Following an investigation by the FCA, Link Fund Solutions (LFS) has agreed to provide, with a material contribution from its ultimate parent, Link Administration Holdings (Link Group), a significant redress payment to investors in the LF Woodford Equity Income Fund (the WEIF) of up to approximately £235 million. The redress is to cover losses to over 300,000 investors in the WEIF as a result of failures by LFS, as the authorised corporate director (ACD) of the WEIF, in managing the liquidity of the fund.
The agreement is subject to completion of a sale of the Link Group’s Fund Solutions business, which includes LFS's business and other additional assets by Link Group, to the Waystone Group (Waystone) and the approval by the investors and the Court of a scheme of arrangement to resolve all LFS’s liabilities relating to the WEIF (Scheme). The sale and its terms and conditions are set out more fully in Link Group’s announcement to the Australian Stock Exchange dated 20 April 2023.

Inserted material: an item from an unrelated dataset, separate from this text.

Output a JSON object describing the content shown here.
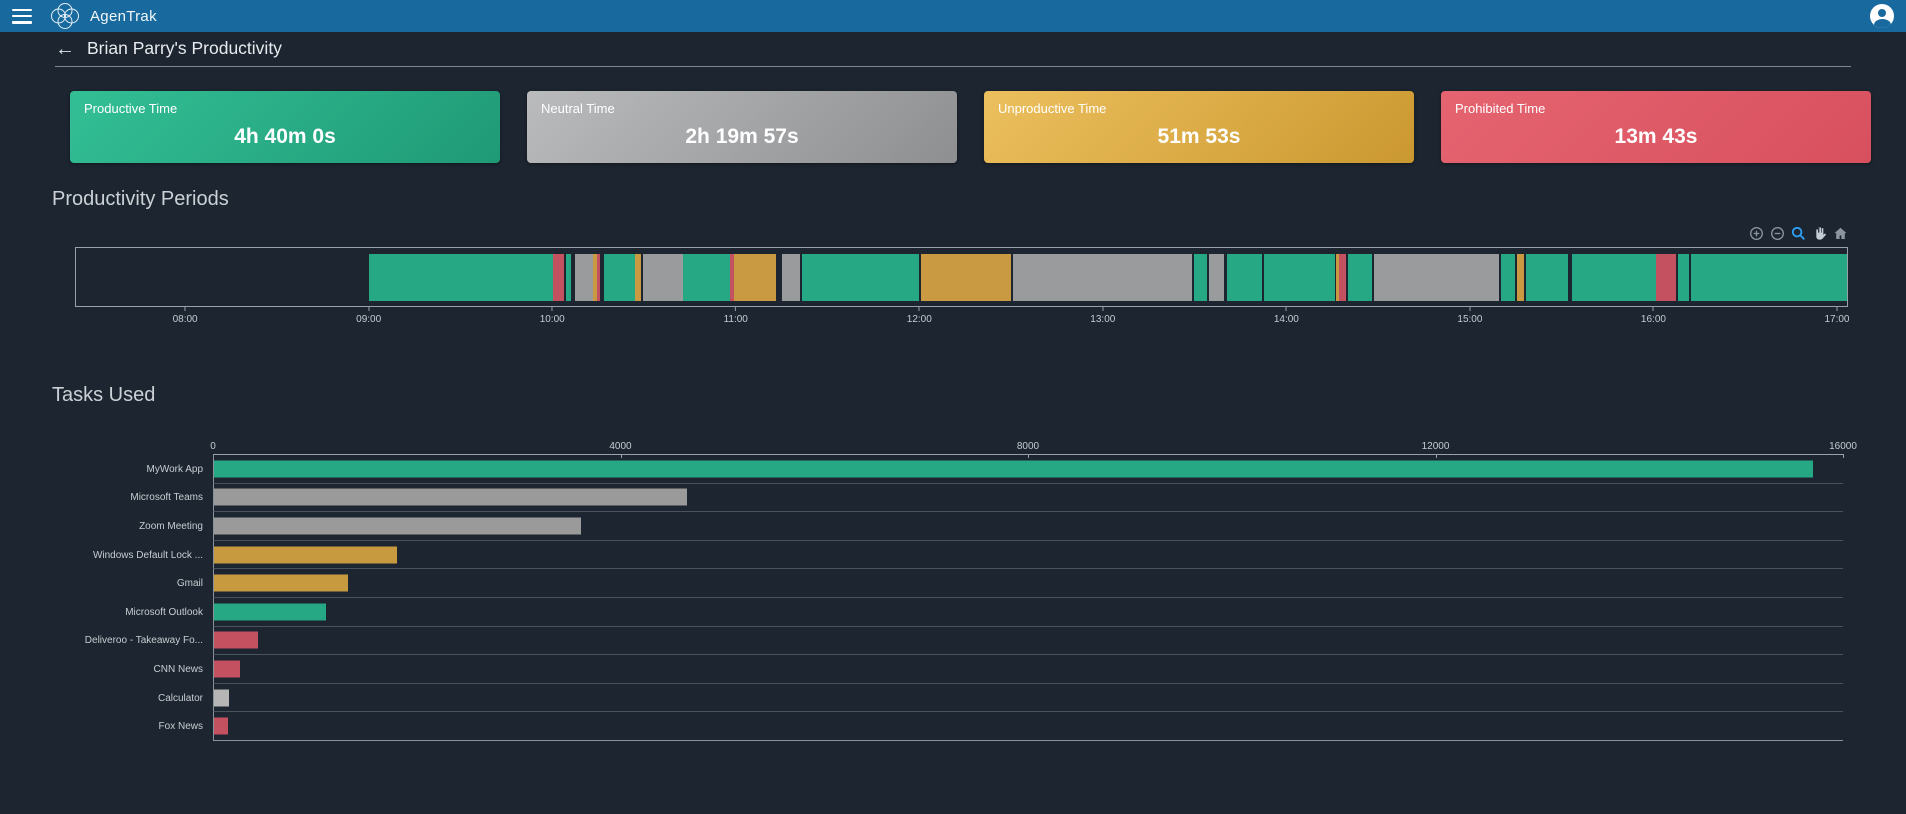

The up to £235 million in redress includes LFS’s assets (cash, capital resource, and potential insurance proceeds), plus the proceeds from the sale of Link Group’s Fund Solutions business.
LFS has a net balance of cash and capital resources of approximately £47 million. It also holds relevant insurance cover of up to approximately £48 million and discussions with its insurers are ongoing.
The sale of Link Group’s Fund Solutions business will generate up to approximately £140 million in sale proceeds. The FCA has received appropriate information from Waystone and assurances from LFS and Link Group regarding how they have confirmed that the consideration represents fair value for these assets. This includes up to approximately £80 million in net proceeds from selling LFS’s business, together with a contribution of up to approximately £60 million from the sale by Link Group of the rest of its Fund Solutions business.
The FCA’s investigation found that, as ACD, LFS had responsibility for ensuring the WEIF operated with appropriate liquidity risk management and controls, and that all investors in the fund were treated fairly. The FCA considers LFS made critical mistakes and errors in managing WEIF’s liquidity with the result that the fund failed to have a reasonable and appropriate liquidity profile from September 2018. By 1 November 2018, LFS’s failure to have properly measured the liquidity of the WEIF meant that investors leaving the fund from that point onwards benefited disproportionately from access to the most liquid assets in the fund which were sold. The FCA considers that those investors who continued to hold investments in the WEIF at the time of its suspension were treated unfairly because this left them with a disproportionate share of the remaining assets which were more illiquid.
These matters give rise to concerns that LFS breached the FCA’s Principle 2, LFS’s obligation to carry out its activities with due skill, care and diligence, and Principle 6, LFS’s obligation to treat all customers fairly.